Ahead of the potential visit of Reiche, the German Chamber of Commerce in China has released an additional previously unpublished result from its May 2026 flash survey. It showed that 51 percent of surveyed companies believe creating a supporting framework for partnerships between German and Chinese companies is the most important measure for the German government to support their business development in China, followed by strategically using the knowledge created in German-Chinese partnerships, which accounts for 42 percent.
Regarding the visit, Oliver Oehms, Executive Director & Board Member of the German Chamber of Commerce in China, said that we hope this visit will bring insights gained on the ground into political discussions in Berlin and further deepen bilateral exchanges, according to a statement from the chamber.
Within the EU, countries with weaker industrial linkages to China and stronger protectionist tendencies are more inclined to create friction in trade with China, while countries such as Germany, which have closer industrial and trade ties with China, tend to seek a more balanced economic relationship, Cui Hongjian, professor at the Academy of Regional and Global Governance at Beijing Foreign Studies University, told the Global Times on Monday.
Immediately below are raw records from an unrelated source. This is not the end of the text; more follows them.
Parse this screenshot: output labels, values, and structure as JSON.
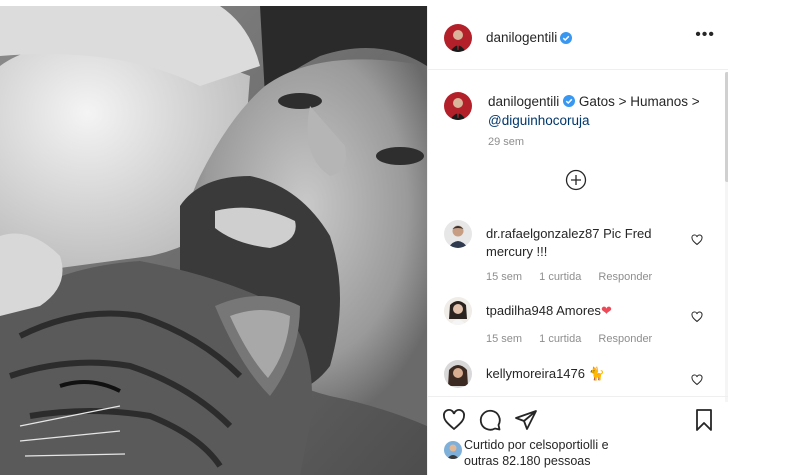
{
  "post": {
    "author": "danilogentili",
    "verified": true,
    "more_icon": "more-dots-icon",
    "caption": {
      "username": "danilogentili",
      "text": "Gatos > Humanos >",
      "mention": "@diguinhocoruja",
      "time": "29 sem"
    }
  },
  "load_more_icon": "plus-circle-icon",
  "comments": [
    {
      "username": "dr.rafaelgonzalez87",
      "text": "Pic Fred mercury !!!",
      "time": "15 sem",
      "likes": "1 curtida",
      "reply": "Responder"
    },
    {
      "username": "tpadilha948",
      "text": "Amores",
      "emoji": "❤",
      "time": "15 sem",
      "likes": "1 curtida",
      "reply": "Responder"
    },
    {
      "username": "kellymoreira1476",
      "emoji": "🐈",
      "text": ""
    }
  ],
  "actions": {
    "liked_prefix": "Curtido por",
    "liked_user": "celsoportiolli",
    "liked_suffix": "e",
    "others": "outras 82.180 pessoas"
  },
  "colors": {
    "verified": "#3897f0",
    "emoji_heart": "#ed4956",
    "secondary": "#8e8e8e",
    "mention": "#00376b"
  }
}
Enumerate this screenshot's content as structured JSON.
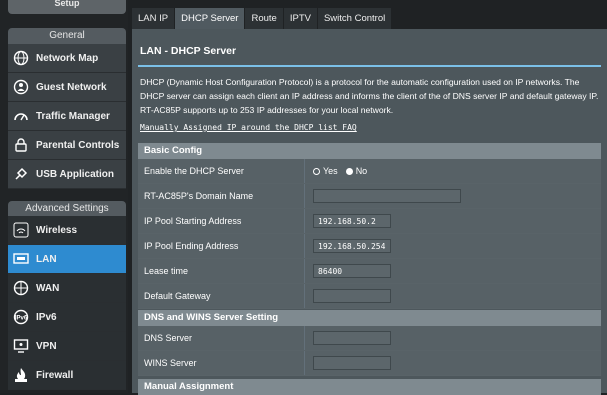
{
  "sidebar": {
    "top_label": "Setup",
    "general_header": "General",
    "general_items": [
      {
        "label": "Network Map",
        "icon": "globe-icon"
      },
      {
        "label": "Guest Network",
        "icon": "globe-people-icon"
      },
      {
        "label": "Traffic Manager",
        "icon": "gauge-icon"
      },
      {
        "label": "Parental Controls",
        "icon": "lock-icon"
      },
      {
        "label": "USB Application",
        "icon": "puzzle-icon"
      }
    ],
    "advanced_header": "Advanced Settings",
    "advanced_items": [
      {
        "label": "Wireless",
        "icon": "wifi-icon"
      },
      {
        "label": "LAN",
        "icon": "lan-icon",
        "active": true
      },
      {
        "label": "WAN",
        "icon": "world-icon"
      },
      {
        "label": "IPv6",
        "icon": "ipv6-icon"
      },
      {
        "label": "VPN",
        "icon": "vpn-monitor-icon"
      },
      {
        "label": "Firewall",
        "icon": "firewall-icon"
      }
    ]
  },
  "tabs": [
    "LAN IP",
    "DHCP Server",
    "Route",
    "IPTV",
    "Switch Control"
  ],
  "active_tab": "DHCP Server",
  "page": {
    "title": "LAN - DHCP Server",
    "description": "DHCP (Dynamic Host Configuration Protocol) is a protocol for the automatic configuration used on IP networks. The DHCP server can assign each client an IP address and informs the client of the of DNS server IP and default gateway IP. RT-AC85P supports up to 253 IP addresses for your local network.",
    "faq_link": "Manually Assigned IP around the DHCP list FAQ"
  },
  "basic_config": {
    "header": "Basic Config",
    "enable_label": "Enable the DHCP Server",
    "enable_yes": "Yes",
    "enable_no": "No",
    "enable_value": "Yes",
    "domain_label": "RT-AC85P's Domain Name",
    "domain_value": "",
    "start_label": "IP Pool Starting Address",
    "start_value": "192.168.50.2",
    "end_label": "IP Pool Ending Address",
    "end_value": "192.168.50.254",
    "lease_label": "Lease time",
    "lease_value": "86400",
    "gateway_label": "Default Gateway",
    "gateway_value": ""
  },
  "dns_wins": {
    "header": "DNS and WINS Server Setting",
    "dns_label": "DNS Server",
    "dns_value": "",
    "wins_label": "WINS Server",
    "wins_value": ""
  },
  "manual": {
    "header": "Manual Assignment"
  },
  "colors": {
    "accent": "#2e8bd0",
    "divider": "#7bc0e8",
    "panel": "#4d575c",
    "table_header": "#7f8a90"
  }
}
At present, China-EU economic and trade relations are increasingly complex and differentiated, rather than a single cooperative framework, and cannot be dominated by any single factor in the short term, remaining in a state of both cooperation and competition, said Cui.
Amid the current global turbulence, Cui said that consolidating and expanding the China-EU economic and trade cooperation base, and preventing cut-throat competition from eroding areas of cooperation, will help promote normal bilateral relations.
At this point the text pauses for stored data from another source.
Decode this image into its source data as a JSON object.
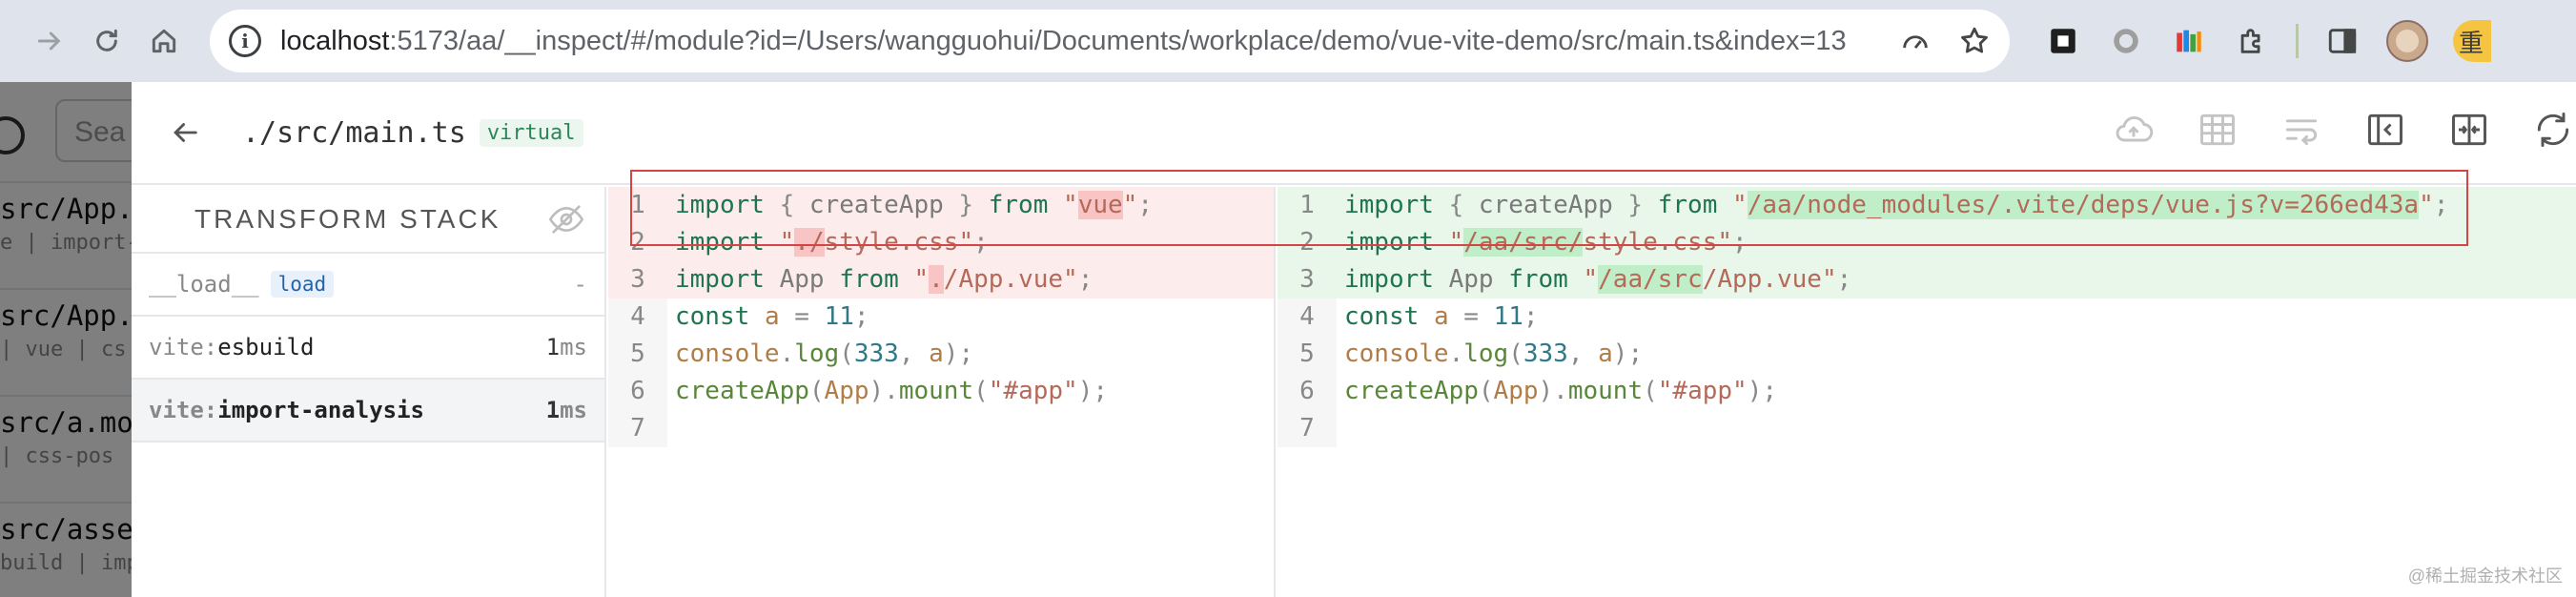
{
  "browser": {
    "url_host": "localhost",
    "url_rest": ":5173/aa/__inspect/#/module?id=/Users/wangguohui/Documents/workplace/demo/vue-vite-demo/src/main.ts&index=13",
    "profile_char": "重"
  },
  "background_app": {
    "search_placeholder": "Sea",
    "items": [
      {
        "title": "src/App.v",
        "tags": "e | import-"
      },
      {
        "title": "src/App.v",
        "tags": "| vue | cs"
      },
      {
        "title": "src/a.moc",
        "tags": "| css-pos"
      },
      {
        "title": "src/asset",
        "tags": "build | imp"
      }
    ]
  },
  "module": {
    "path": "./src/main.ts",
    "badge": "virtual"
  },
  "transform_stack": {
    "title": "TRANSFORM STACK",
    "rows": [
      {
        "prefix": "",
        "name": "__load__",
        "hook": "load",
        "time": "",
        "unit": "",
        "dash": "-"
      },
      {
        "prefix": "vite:",
        "name": "esbuild",
        "hook": "",
        "time": "1",
        "unit": "ms",
        "dash": ""
      },
      {
        "prefix": "vite:",
        "name": "import-analysis",
        "hook": "",
        "time": "1",
        "unit": "ms",
        "dash": ""
      }
    ]
  },
  "diff": {
    "left": {
      "line_numbers": [
        "1",
        "2",
        "3",
        "4",
        "5",
        "6",
        "7"
      ],
      "l1": {
        "kw": "import",
        "ob": " { ",
        "id": "createApp",
        "cb": " } ",
        "kw2": "from",
        "sp": " ",
        "q1": "\"",
        "hl": "vue",
        "q2": "\"",
        "end": ";"
      },
      "l2": {
        "kw": "import",
        "sp": " ",
        "q1": "\"",
        "hl": "./",
        "rest": "style.css",
        "q2": "\"",
        "end": ";"
      },
      "l3": {
        "kw": "import",
        "sp": " ",
        "id": "App",
        "sp2": " ",
        "kw2": "from",
        "sp3": " ",
        "q1": "\"",
        "hl": ".",
        "rest": "/App.vue",
        "q2": "\"",
        "end": ";"
      },
      "l4": {
        "kw": "const",
        "sp": " ",
        "var": "a",
        "eq": " = ",
        "num": "11",
        "end": ";"
      },
      "l5": {
        "obj": "console",
        "dot": ".",
        "fn": "log",
        "po": "(",
        "num": "333",
        "comma": ", ",
        "var": "a",
        "pc": ");"
      },
      "l6": {
        "fn": "createApp",
        "po": "(",
        "arg": "App",
        "pc": ").",
        "fn2": "mount",
        "po2": "(",
        "str": "\"#app\"",
        "pc2": ");"
      }
    },
    "right": {
      "line_numbers": [
        "1",
        "2",
        "3",
        "4",
        "5",
        "6",
        "7"
      ],
      "l1": {
        "kw": "import",
        "ob": " { ",
        "id": "createApp",
        "cb": " } ",
        "kw2": "from",
        "sp": " ",
        "q1": "\"",
        "hl": "/aa/node_modules/.vite/deps/vue.js?v=266ed43a",
        "q2": "\"",
        "end": ";"
      },
      "l2": {
        "kw": "import",
        "sp": " ",
        "q1": "\"",
        "hl": "/aa/src/",
        "rest": "style.css",
        "q2": "\"",
        "end": ";"
      },
      "l3": {
        "kw": "import",
        "sp": " ",
        "id": "App",
        "sp2": " ",
        "kw2": "from",
        "sp3": " ",
        "q1": "\"",
        "hl": "/aa/src",
        "rest": "/App.vue",
        "q2": "\"",
        "end": ";"
      },
      "l4": {
        "kw": "const",
        "sp": " ",
        "var": "a",
        "eq": " = ",
        "num": "11",
        "end": ";"
      },
      "l5": {
        "obj": "console",
        "dot": ".",
        "fn": "log",
        "po": "(",
        "num": "333",
        "comma": ", ",
        "var": "a",
        "pc": ");"
      },
      "l6": {
        "fn": "createApp",
        "po": "(",
        "arg": "App",
        "pc": ").",
        "fn2": "mount",
        "po2": "(",
        "str": "\"#app\"",
        "pc2": ");"
      }
    }
  },
  "watermark": "@稀土掘金技术社区",
  "colors": {
    "removed_bg": "#fdecec",
    "added_bg": "#e8f7ea",
    "annotation_box": "#d64545"
  }
}
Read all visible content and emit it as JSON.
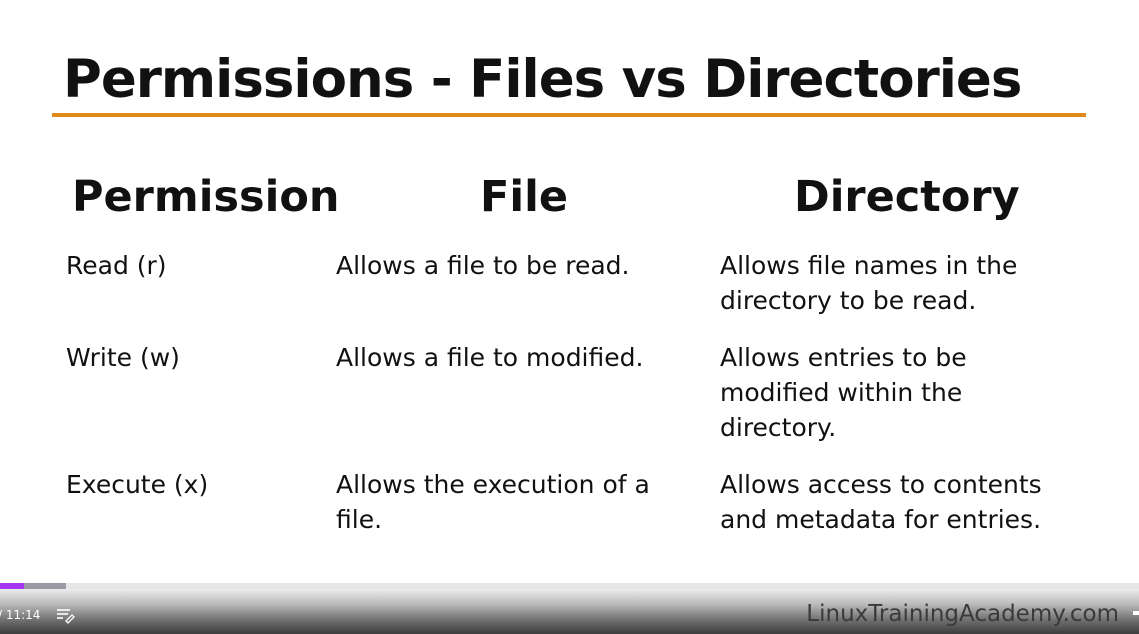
{
  "slide": {
    "title": "Permissions - Files vs Directories",
    "accent_color": "#e08a1e",
    "headers": {
      "permission": "Permission",
      "file": "File",
      "directory": "Directory"
    },
    "rows": [
      {
        "permission": "Read (r)",
        "file": "Allows a file to be read.",
        "directory": "Allows file names in the directory to be read."
      },
      {
        "permission": "Write (w)",
        "file": "Allows a file to modified.",
        "directory": "Allows entries to be modified within the directory."
      },
      {
        "permission": "Execute (x)",
        "file": "Allows the execution of a file.",
        "directory": "Allows access to contents and metadata for entries."
      }
    ]
  },
  "player": {
    "time_display": "/ 11:14",
    "progress_fraction": 0.021,
    "buffered_fraction": 0.058,
    "progress_color": "#a435f0",
    "transcript_icon": "transcript-icon",
    "watermark": "LinuxTrainingAcademy.com"
  }
}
At the same time, China should take precise responses and necessary countermeasures against EU protectionism, apply timely pressure and correction, and encourage the EU to clearly recognize the benefits of cooperation with China and the costs of confrontation, achieving a balance between mutual benefit and restraint, said Cui.
In April, in response to Brussels' intensified discriminatory maneuvers targeting Chinese enterprises, and some European think tanks churning out a series of trade war narratives against China, an insider told the Global Times that If the EU chooses to move further down the path of protectionism, China will take firm countermeasures to safeguard national interests and the legitimate rights of its enterprises.
China is neither unfamiliar with nor intimidated by trade wars. If the EU chooses to provoke a trade war, China will respond promptly and resolutely. However, any escalation - let alone a full-scale trade war - would harm both sides, disrupt global industrial and supply chains, and weigh on global growth, the insider noted.
The MOFCOM spokesperson said the Chinese side has consistently advocated that China and the EU should resolve differences through consultation. China will not initiate trouble, but if China's national interests and the legitimate rights and interests of its enterprises are harmed, it will not sit idly by, He said, urging the EU to face reality, return to the correct track of dialogue, and take actions that genuinely benefit the development of China-EU economic and trade relations.
If the EU insists on pushing forward the so-called new tool and adopts discriminatory restrictive measures against Chinese enterprises or products, China will firmly take countermeasures, the spokesperson noted.